The resistin monomer is 94 amino acids in length. Each monomer consists of a beta-sandwich head domain at the C-terminus, which is linked loosely to a helical tail at the N-terminus (Fig. 1). Whereas the N-terminal tail domain contains six turns of an alpha helix, the beta-head globular domain contains five disulfide bonds within two three-stranded antiparallel beta sheets, making it appear like a six-stranded jelly-roll. Three of these monomers position their N-terminal coiled coils parallel to each other, with side chain interactions in between, in order to form a trimer (Fig. 2). Resistin exists in two distinct states, the trimer and the hexamer, in approximately a 1:6 ratio. The predominant hexamer is essentially a homodimer of two identical trimers connected by disulfide bonds (Fig. 3). Although the trimer form exists independently in solution, the hexamer arrangement is favored due to the stability provided by the intertrimer disulfide bonds. Resistin self-assembles into a hexamer when the tails of each helix in one trimer connect to the clockwise-adjacent tails of the other trimer through Cys6 for three disulfide bonds (Fig. 3). Overall, each monomer has eleven cysteine residues, ten of which are conserved in the RELM family and form the disulfide bonds within the beta-head, and one of which is particular to resistin and forms the intertrimer disulfide bonds (2). The fact that 12% of the amino acids in resistin are cysteines attests to the importance of disulfide bonds in the hormone (3, 4).

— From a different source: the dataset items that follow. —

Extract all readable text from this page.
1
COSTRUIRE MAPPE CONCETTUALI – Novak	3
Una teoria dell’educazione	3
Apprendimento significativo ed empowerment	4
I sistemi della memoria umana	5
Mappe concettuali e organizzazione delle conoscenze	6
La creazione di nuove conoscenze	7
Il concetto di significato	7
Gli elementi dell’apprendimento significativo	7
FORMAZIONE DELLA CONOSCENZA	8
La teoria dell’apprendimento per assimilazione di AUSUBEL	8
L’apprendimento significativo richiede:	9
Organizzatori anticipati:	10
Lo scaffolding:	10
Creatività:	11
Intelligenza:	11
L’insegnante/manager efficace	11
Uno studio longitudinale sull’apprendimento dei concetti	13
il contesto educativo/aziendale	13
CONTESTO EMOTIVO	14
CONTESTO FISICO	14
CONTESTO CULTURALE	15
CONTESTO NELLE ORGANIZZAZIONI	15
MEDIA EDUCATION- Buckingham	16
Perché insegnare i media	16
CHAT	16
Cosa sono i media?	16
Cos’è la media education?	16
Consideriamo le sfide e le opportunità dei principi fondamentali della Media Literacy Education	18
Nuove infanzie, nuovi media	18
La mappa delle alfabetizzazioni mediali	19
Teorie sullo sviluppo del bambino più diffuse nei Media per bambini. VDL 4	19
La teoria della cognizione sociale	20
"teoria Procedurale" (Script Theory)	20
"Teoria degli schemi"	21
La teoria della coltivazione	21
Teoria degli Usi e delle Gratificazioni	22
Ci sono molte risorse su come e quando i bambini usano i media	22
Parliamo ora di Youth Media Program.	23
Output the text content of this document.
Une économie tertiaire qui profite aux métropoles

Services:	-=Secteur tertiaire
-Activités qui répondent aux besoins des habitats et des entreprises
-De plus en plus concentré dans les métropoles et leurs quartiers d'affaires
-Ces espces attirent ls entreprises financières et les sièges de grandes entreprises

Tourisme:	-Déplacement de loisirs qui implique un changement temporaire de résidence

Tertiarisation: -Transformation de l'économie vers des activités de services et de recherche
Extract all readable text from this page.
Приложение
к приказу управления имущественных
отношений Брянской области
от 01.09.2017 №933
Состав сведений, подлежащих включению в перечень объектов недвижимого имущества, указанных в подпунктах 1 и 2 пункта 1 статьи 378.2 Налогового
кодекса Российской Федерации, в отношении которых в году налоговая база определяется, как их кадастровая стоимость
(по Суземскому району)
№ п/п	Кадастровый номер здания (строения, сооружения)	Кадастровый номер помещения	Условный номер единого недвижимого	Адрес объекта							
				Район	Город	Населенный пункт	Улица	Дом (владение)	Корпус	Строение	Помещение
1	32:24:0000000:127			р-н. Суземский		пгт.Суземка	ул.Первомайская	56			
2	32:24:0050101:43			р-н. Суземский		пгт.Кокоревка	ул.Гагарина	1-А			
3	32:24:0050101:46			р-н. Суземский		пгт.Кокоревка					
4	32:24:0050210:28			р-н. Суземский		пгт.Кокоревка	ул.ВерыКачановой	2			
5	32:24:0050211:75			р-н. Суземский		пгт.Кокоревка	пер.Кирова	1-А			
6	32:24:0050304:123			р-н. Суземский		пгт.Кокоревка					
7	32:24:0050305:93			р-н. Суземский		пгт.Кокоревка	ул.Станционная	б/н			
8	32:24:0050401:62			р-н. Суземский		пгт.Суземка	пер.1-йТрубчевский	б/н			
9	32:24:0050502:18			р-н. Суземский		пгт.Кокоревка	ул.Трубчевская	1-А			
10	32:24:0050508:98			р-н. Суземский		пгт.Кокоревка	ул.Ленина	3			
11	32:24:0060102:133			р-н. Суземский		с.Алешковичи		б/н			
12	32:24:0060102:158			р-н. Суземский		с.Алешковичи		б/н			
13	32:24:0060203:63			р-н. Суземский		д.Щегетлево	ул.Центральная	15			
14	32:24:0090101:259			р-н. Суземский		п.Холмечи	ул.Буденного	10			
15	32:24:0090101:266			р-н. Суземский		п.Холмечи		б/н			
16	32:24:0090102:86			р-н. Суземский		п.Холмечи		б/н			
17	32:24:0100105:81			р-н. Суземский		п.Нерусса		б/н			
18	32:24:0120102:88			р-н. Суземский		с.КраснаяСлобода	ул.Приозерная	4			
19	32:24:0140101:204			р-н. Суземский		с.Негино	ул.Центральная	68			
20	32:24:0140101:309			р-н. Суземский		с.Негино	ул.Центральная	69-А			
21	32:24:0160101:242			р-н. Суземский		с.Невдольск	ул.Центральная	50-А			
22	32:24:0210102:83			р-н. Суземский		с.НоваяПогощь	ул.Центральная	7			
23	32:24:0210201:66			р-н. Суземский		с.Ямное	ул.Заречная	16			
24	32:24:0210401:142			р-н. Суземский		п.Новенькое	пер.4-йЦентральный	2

The hexamer and trimer forms are also known as the High Molecular Weight (HMW) and Low Molecular Weight (LMW) forms, respectively. Interestingly, the LMW trimer, which lacks intertrimer disulfide bonds, is found to be more biologically active, increasing insulin resistance and the corresponding hepatic glucose production (3). Thus, it is hypothesized that the free coiled-coil tails of the trimer are involved in receptor-binding interactions. That is, cleaving the critical disulfide bonds of the hexamer form in reducing conditions would activate the more potent trimer form of resistin (4). Therefore, control of disulfide bond formation and cleavage provides a mechanism to regulate the activity of resistin (3). Nonetheless, further studies are needed to better understand the link between obesity and diabetes.